[PATCH] D35218: [AMDGPU] fcanonicalize elimination optimization

Tue Jul 11 11:23:45 PDT 2017

arsenm added inline comments.

================
Comment at: lib/Target/AMDGPU/SIISelLowering.cpp:4671-4672
+  case ISD::FMAXNAN:
+    if (ST->getGeneration() >= SISubtarget::GFX9)
+      return true;
+
----------------
rampitec wrote:
> arsenm wrote:
> > rampitec wrote:
> > > arsenm wrote:
> > > > rampitec wrote:
> > > > > arsenm wrote:
> > > > > > I don't think this is true, but should have a named check in the subtarget
> > > > > I would rather think about denorm support flag in TD for every single instruction wrt subtarget. Why add just a single one?
> > > > We don't need a full fledged subtarget feature, just put the generation check in a function with name/description rather than adding more random looking generation checks
> > > I'm not sure I follow. Could you please describe a name of such check?
> > hasAddr64() or hasMed3_16()
> hasNormalizingMinMax()? It returns us to the initial point.
The SC name was SupportsMinMaxDenormModes. Either way works

================
Comment at: lib/Target/AMDGPU/SIISelLowering.cpp:4636
+  case ISD::FMA:
+  case ISD::FMAD:
+
----------------
Since FMAD always flushes I don't think it's OK to handle it

================
Comment at: lib/Target/AMDGPU/SIISelLowering.cpp:4696-4699
+    bool IsIEEEMode = Subtarget->enableIEEEBit(DAG.getMachineFunction()) ||
+                      getTargetMachine().Options.NoNaNsFPMath ||
+                      N->getFlags().hasNoNaNs();
+
----------------
This is really a check for whether SNaNs are enabled.
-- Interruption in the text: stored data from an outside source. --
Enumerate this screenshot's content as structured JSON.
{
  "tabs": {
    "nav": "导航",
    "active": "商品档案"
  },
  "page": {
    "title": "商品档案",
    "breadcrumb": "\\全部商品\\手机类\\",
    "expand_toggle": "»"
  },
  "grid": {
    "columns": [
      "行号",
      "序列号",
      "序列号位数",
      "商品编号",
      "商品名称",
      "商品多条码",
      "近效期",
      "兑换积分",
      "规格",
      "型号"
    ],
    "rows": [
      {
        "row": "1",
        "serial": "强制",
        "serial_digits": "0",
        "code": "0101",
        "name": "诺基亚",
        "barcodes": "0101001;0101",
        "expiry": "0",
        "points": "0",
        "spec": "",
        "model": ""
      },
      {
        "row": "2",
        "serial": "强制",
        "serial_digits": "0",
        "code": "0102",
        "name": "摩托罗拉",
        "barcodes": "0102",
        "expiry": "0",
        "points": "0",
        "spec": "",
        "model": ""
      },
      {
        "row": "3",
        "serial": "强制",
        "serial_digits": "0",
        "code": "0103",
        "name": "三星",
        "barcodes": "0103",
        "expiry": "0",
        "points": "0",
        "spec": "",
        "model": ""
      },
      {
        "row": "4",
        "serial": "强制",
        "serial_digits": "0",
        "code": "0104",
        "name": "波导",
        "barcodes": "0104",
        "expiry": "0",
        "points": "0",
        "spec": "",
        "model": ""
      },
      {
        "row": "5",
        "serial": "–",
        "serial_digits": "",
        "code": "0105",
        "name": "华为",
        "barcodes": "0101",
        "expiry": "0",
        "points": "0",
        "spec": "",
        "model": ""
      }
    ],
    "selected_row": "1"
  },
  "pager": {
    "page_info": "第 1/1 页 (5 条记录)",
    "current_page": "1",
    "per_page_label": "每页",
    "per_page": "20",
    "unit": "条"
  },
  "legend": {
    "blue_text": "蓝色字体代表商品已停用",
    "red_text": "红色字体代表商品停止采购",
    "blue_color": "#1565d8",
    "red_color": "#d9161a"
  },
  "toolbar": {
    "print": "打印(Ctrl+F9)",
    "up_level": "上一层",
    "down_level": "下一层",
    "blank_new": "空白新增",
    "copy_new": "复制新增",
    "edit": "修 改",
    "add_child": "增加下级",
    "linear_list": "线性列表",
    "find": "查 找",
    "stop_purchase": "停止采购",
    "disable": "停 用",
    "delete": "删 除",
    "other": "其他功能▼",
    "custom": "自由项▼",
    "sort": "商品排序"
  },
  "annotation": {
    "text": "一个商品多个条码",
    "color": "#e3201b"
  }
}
We have the isKnownNeverSNan check for this already. I think we need to fix having separate FPExceptions and enableIEEEBit subtarget checks

================
Comment at: test/CodeGen/AMDGPU/fcanonicalize-elimination.ll:2
+; RUN: llc -march=amdgcn -mcpu=tonga -verify-machineinstrs -mattr=-fp32-denormals < %s | FileCheck -check-prefix=GCN -check-prefix=VI %s
+; RUN: llc -march=amdgcn -mcpu=gfx901 -verify-machineinstrs -mattr=+fp32-denormals < %s | FileCheck -check-prefix=GCN -check-prefix=GFX9 %s
+
----------------
This needs a run line for gfx9 with denormals disabled too

https://reviews.llvm.org/D35218